Four okra DCL single-copied genes were successfully assembled using the DNAseq technique. There were four copies of okra DCL (AeDCL) with 8494, 5214, 4731, and 9329 bp in length, for AeDCL1 to AeDCL4, respectively. Detected exons were one, 18, 29, and 24, for AeDCL3, AeDCL2, AeDCL1, and AeDCL4, respectively. The molecular weight ranged from 225.34 (AeDCL1) to 177.16 kDa (AeDCL3), while AeDCL2 was 137.04 and AeDCL4 was 178.75. The length of amino acids in the protein ranged from 1207, 1576, 1589, and 2008 for AeDCL1, AeDCL2, AeDCL3, and AeDCL4, respectively. A proximate isoelectric point was recorded around 6, where AeDCL1 and AeDCL4 recorded 6.07 and 6.2, respectively, while AeDCL2 was the highest at 6.73 in contrast to AeDCL3 which was the lowest at 5.87.
The results showed that AeDCL proteins have a high hydrophilicity property, and the Okra DCLs genes translate stable proteins, a factor ranging from 40.26 up to 50.44 for AeDCL1 to AeDCL4, ascendingly. All the AeDCLs proteins are subcellular-localized in the cytoplasm, showing a non-secretory nature and that all DCLs carry metabolic activities within the cell.
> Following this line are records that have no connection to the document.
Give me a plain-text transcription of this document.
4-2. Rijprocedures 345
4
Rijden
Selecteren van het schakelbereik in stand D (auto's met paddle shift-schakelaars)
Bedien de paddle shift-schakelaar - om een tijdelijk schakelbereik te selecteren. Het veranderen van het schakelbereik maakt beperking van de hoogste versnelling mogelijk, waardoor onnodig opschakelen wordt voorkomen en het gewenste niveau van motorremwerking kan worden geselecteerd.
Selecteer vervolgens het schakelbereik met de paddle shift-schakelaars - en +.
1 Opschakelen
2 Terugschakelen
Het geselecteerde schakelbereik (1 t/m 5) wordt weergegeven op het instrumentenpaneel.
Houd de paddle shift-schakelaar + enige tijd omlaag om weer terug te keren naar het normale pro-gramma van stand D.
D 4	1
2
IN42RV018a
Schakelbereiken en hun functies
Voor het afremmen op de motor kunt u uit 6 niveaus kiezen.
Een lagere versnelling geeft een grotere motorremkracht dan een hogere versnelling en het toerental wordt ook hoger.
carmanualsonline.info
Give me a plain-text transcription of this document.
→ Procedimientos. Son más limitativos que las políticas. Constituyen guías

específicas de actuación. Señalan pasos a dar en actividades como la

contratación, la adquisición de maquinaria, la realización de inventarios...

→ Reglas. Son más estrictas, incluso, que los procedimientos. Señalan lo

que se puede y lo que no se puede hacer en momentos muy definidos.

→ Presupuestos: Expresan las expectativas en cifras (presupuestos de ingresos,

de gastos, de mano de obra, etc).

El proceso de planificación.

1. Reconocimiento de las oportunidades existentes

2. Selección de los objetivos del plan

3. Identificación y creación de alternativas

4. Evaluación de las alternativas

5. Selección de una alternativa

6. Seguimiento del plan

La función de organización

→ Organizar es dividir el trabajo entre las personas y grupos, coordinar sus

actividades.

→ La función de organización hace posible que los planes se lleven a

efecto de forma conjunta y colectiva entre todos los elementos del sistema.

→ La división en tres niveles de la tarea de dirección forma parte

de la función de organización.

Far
AeDCLs showed five functional domains of two DEAD-like helicases superfamilies, N and C, one Dicer domain, one Ribonuclease III domain (a-b), and one double-strand RNA-binding domain. Additionally, the PAZ domain was annotated only for AeDCL1 and 3.
Based on the DCLs protein alignment, Okra’s DCLs have followed Cacao in terms of gene copy number and distance compared to three diverse cotton species, apart from AeDCL3, which was part of the DCL3a subcluster.
All AeDCLs were up-regulated under drought conditions, with leaves showing a higher fold change than roots. In leaves, the AeDCL4 was the highest expressed DCL copy after seven days of dehydration and the lowest after 15 days. In okra roots, the AeDCL1 was the highest expressed DCL copy after seven days of dehydration, and the AeDCL3 was the lowest. While under viral infection conditions, our results showed that AeDCL3 leads to higher levels of expression in viral infection compared to AeDCL2 and AeDCL4 which are known for their traditional antiviral functions.